Cómo olvidar esa frase que recorrió todos los rincones del país, cuando en pleno auge de la guerrilla -año 1992- le dio una contundente respuesta a la periodista Amalia Pando (quien jugó un papel importante en el golpe de Estado al presidente Evo Morales): «No quiero que mi hija sea sirvienta de usted».

Indígenas vs. blancos

El despectivo «indio», utilizado por los colonos europeos contra los nativos de la actual América, fue la palabra elegida para diferenciarse social, cultural y políticamente. Suprimir las diversas culturas en una sola tenía un objetivo: «entonces es indio el pongo, el incivilizado, salvaje que representa el retraso cultural y que conspira contra el avance de la sociedad moderna». Entonces, ¿por qué en pleno siglo XXI existen hombres y mujeres que se definen como indios/as?

Para explicar esto nos remontaremos a la revolución de 1952 encabezada por el Movimiento Nacional Revolucionario (MNR), en un contexto donde la Guerra Fría se expandía en todo el mundo. Es así que el MNR vuelca un gobierno dictatorial y proclama: «Voto universal, reforma agraria y nacionalización de las minas». Quienes estuvieron al frente de esas batallas fueron quechuas y aymaras, fabriles, artesanos, transportistas y mineros. Pero la conducción del MNR negaba la participación en las decisiones a los nativos, no los consideraban iguales. Esto desembocó en una ruptura política, es ahí cuando empiezan a surgir nuevas corrientes alternativas al comunismo y el socialismo.

Los líderes aymaras y quechuas entendían que la izquierda proveniente de Europa no era distinta al capitalismo porque sólo querían utilizarlos para seguir sirviéndose de su pueblo. Cansados de creer en la palabra del «hombre blanco», de esa forma surgen el indigenismo y el indianismo/katarismo.

Saldar las diferencias para servir al pueblo

Evo Morales y Felipe Quispe representan al mismo sector social, más allá de algunas diferencias en sus posicionamientos políticos. Si bien «El Mallku» fue opositor al gobierno del MAS y en algunos momentos funcional a la derecha, a veces es bueno que nos muestren los errores que vamos cometiendo. Y ambos líderes cometieron errores.

Hoy el enemigo ha tomado nuevamente las riendas del poder utilizando las herramientas del pasado, aunque con algunas particularidades: el apoyo militar y policial para ejecutar el Golpe y los medios de comunicación nacionales e internacionales para disfrazarlo. El estallido social en contexto de pandemia, frente al cansancio de los sectores más humildes, volvió a hacer brotar el conflicto histórico de la guerra racial entre indios y blancos. Por eso es que volvió al escenario político el líder de los indios, aquel hombre radical que genera miedo y respeto a la vez. Es él quien eleva el discurso de «renuncia de Áñez y de todo su gabinete».

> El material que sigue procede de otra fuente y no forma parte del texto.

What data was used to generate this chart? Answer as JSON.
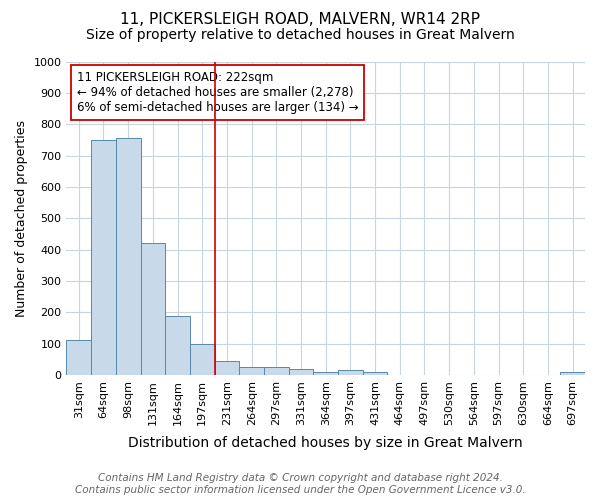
{
  "title": "11, PICKERSLEIGH ROAD, MALVERN, WR14 2RP",
  "subtitle": "Size of property relative to detached houses in Great Malvern",
  "xlabel": "Distribution of detached houses by size in Great Malvern",
  "ylabel": "Number of detached properties",
  "categories": [
    "31sqm",
    "64sqm",
    "98sqm",
    "131sqm",
    "164sqm",
    "197sqm",
    "231sqm",
    "264sqm",
    "297sqm",
    "331sqm",
    "364sqm",
    "397sqm",
    "431sqm",
    "464sqm",
    "497sqm",
    "530sqm",
    "564sqm",
    "597sqm",
    "630sqm",
    "664sqm",
    "697sqm"
  ],
  "values": [
    110,
    748,
    755,
    420,
    187,
    100,
    45,
    25,
    25,
    18,
    10,
    15,
    8,
    0,
    0,
    0,
    0,
    0,
    0,
    0,
    8
  ],
  "bar_color": "#c8d9ea",
  "bar_edge_color": "#5588aa",
  "bar_edge_width": 0.7,
  "property_line_x": 5.5,
  "property_line_color": "#cc0000",
  "annotation_text": "11 PICKERSLEIGH ROAD: 222sqm\n← 94% of detached houses are smaller (2,278)\n6% of semi-detached houses are larger (134) →",
  "annotation_box_color": "#ffffff",
  "annotation_box_edge_color": "#cc0000",
  "ylim": [
    0,
    1000
  ],
  "yticks": [
    0,
    100,
    200,
    300,
    400,
    500,
    600,
    700,
    800,
    900,
    1000
  ],
  "background_color": "#ffffff",
  "plot_background_color": "#ffffff",
  "grid_color": "#c8d4e0",
  "footer_text": "Contains HM Land Registry data © Crown copyright and database right 2024.\nContains public sector information licensed under the Open Government Licence v3.0.",
  "title_fontsize": 11,
  "subtitle_fontsize": 10,
  "xlabel_fontsize": 10,
  "ylabel_fontsize": 9,
  "tick_fontsize": 8,
  "footer_fontsize": 7.5,
  "annotation_fontsize": 8.5
}
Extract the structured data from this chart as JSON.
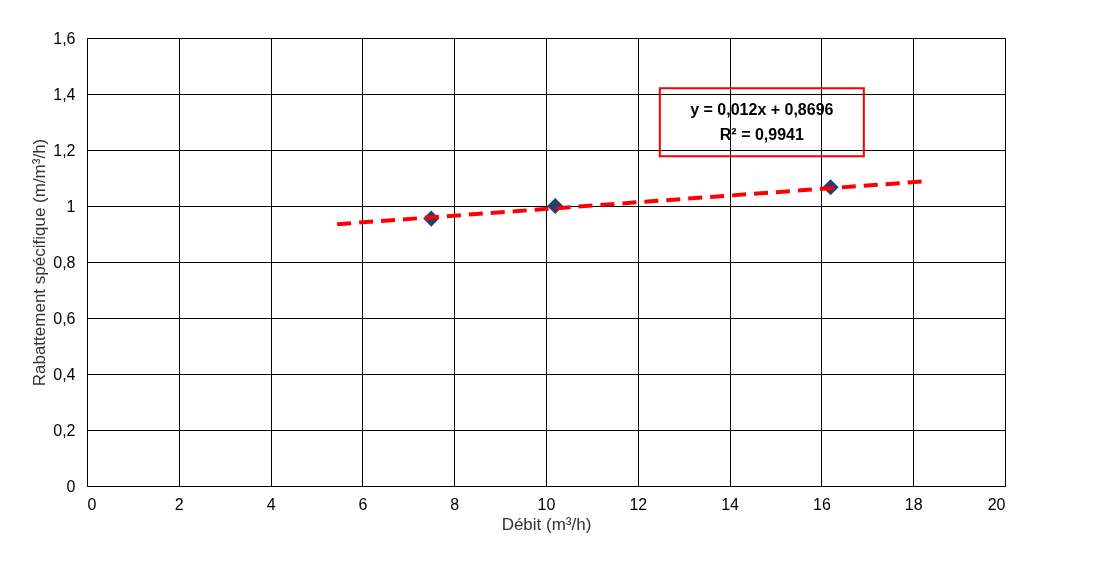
{
  "chart_data": {
    "type": "scatter",
    "xlabel": "Débit (m³/h)",
    "ylabel": "Rabattement spécifique (m/m³/h)",
    "series": [
      {
        "color": "#243f73",
        "marker": "diamond",
        "x": [
          7.5,
          10.2,
          16.2
        ],
        "values": [
          0.955,
          1.0,
          1.067
        ]
      },
      {
        "type": "line",
        "color": "#ff0000",
        "line_style": "dashed",
        "marker": "none",
        "x": [
          5.45,
          18.24
        ],
        "values": [
          0.935,
          1.088
        ]
      }
    ],
    "annotations": [
      "y = 0,012x + 0,8696",
      "R² = 0,9941"
    ],
    "xlim": [
      0,
      20
    ],
    "xticks": [
      0,
      2,
      4,
      6,
      8,
      10,
      12,
      14,
      16,
      18,
      20
    ],
    "ylim": [
      0,
      1.6
    ],
    "yticks": [
      0,
      {
        "value": 0.2,
        "label": "0,2"
      },
      {
        "value": 0.4,
        "label": "0,4"
      },
      {
        "value": 0.6,
        "label": "0,6"
      },
      {
        "value": 0.8,
        "label": "0,8"
      },
      1,
      {
        "value": 1.2,
        "label": "1,2"
      },
      {
        "value": 1.4,
        "label": "1,4"
      },
      {
        "value": 1.6,
        "label": "1,6"
      }
    ],
    "grid": true
  }
}
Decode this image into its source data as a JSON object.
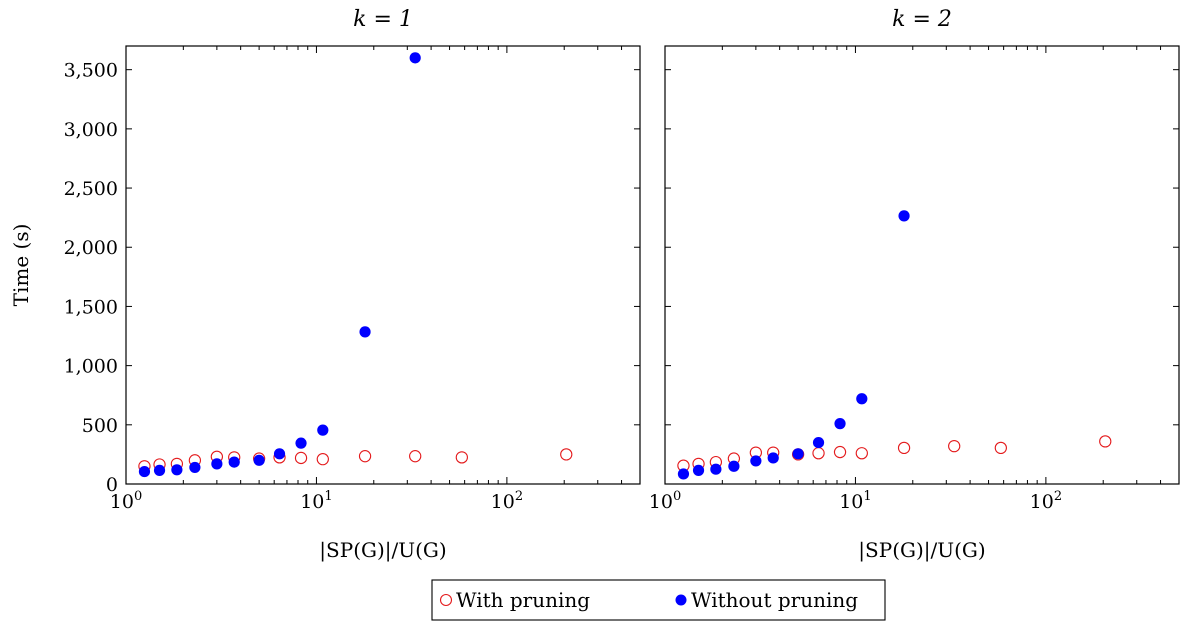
{
  "chart_data": [
    {
      "type": "scatter",
      "title": "k = 1",
      "xlabel": "|SP(G)|/U(G)",
      "ylabel": "Time (s)",
      "xscale": "log",
      "xlim": [
        1,
        500
      ],
      "ylim": [
        0,
        3700
      ],
      "xticks": [
        "10^0",
        "10^1",
        "10^2"
      ],
      "yticks": [
        0,
        500,
        1000,
        1500,
        2000,
        2500,
        3000,
        3500
      ],
      "ytick_labels": [
        "0",
        "500",
        "1,000",
        "1,500",
        "2,000",
        "2,500",
        "3,000",
        "3,500"
      ],
      "series": [
        {
          "name": "With pruning",
          "marker": "open-circle",
          "color": "#e41a1c",
          "x": [
            1.25,
            1.5,
            1.85,
            2.3,
            3.0,
            3.7,
            5.0,
            6.4,
            8.3,
            10.8,
            18.0,
            33.0,
            58.0,
            205.0
          ],
          "y": [
            150,
            165,
            170,
            200,
            230,
            225,
            215,
            225,
            220,
            210,
            235,
            235,
            225,
            250
          ]
        },
        {
          "name": "Without pruning",
          "marker": "filled-circle",
          "color": "#0000ff",
          "x": [
            1.25,
            1.5,
            1.85,
            2.3,
            3.0,
            3.7,
            5.0,
            6.4,
            8.3,
            10.8,
            18.0,
            33.0
          ],
          "y": [
            105,
            115,
            120,
            140,
            170,
            185,
            200,
            255,
            345,
            455,
            1285,
            3600
          ]
        }
      ]
    },
    {
      "type": "scatter",
      "title": "k = 2",
      "xlabel": "|SP(G)|/U(G)",
      "ylabel": "",
      "xscale": "log",
      "xlim": [
        1,
        500
      ],
      "ylim": [
        0,
        3700
      ],
      "xticks": [
        "10^0",
        "10^1",
        "10^2"
      ],
      "series": [
        {
          "name": "With pruning",
          "marker": "open-circle",
          "color": "#e41a1c",
          "x": [
            1.25,
            1.5,
            1.85,
            2.3,
            3.0,
            3.7,
            5.0,
            6.4,
            8.3,
            10.8,
            18.0,
            33.0,
            58.0,
            205.0
          ],
          "y": [
            155,
            170,
            185,
            215,
            265,
            265,
            250,
            260,
            270,
            260,
            305,
            320,
            305,
            360
          ]
        },
        {
          "name": "Without pruning",
          "marker": "filled-circle",
          "color": "#0000ff",
          "x": [
            1.25,
            1.5,
            1.85,
            2.3,
            3.0,
            3.7,
            5.0,
            6.4,
            8.3,
            10.8,
            18.0
          ],
          "y": [
            85,
            115,
            125,
            150,
            195,
            220,
            255,
            350,
            510,
            720,
            2265
          ]
        }
      ]
    }
  ],
  "legend": {
    "items": [
      {
        "label": "With pruning",
        "marker": "open-circle",
        "color": "#e41a1c"
      },
      {
        "label": "Without pruning",
        "marker": "filled-circle",
        "color": "#0000ff"
      }
    ],
    "placement": "bottom-center"
  }
}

Por otro lado, las organizaciones del pacto de unidad y el MAS llevan el discurso del diálogo y el consenso para llegar a una etapa electoral. El estallido social no es beneficiario para el pueblo, no queremos más derramamiento de sangre de nuestros hermanos y hermanas. Evo Morales y Felipe Quispe tienen que encontrar el diálogo y liderar este momento con responsabilidad. Hay que predicar con el ejemplo. La principal urgencia es recuperar nuestra Nación y expulsar a los invasores, porque sino pasaremos a ser nuevamente inquilinos en nuestra casa y deberemos empezar a reconstruir una Bolivia devastada y saqueada.

Sólo saldremos adelante si sarantaskakiñani (caminamos juntos).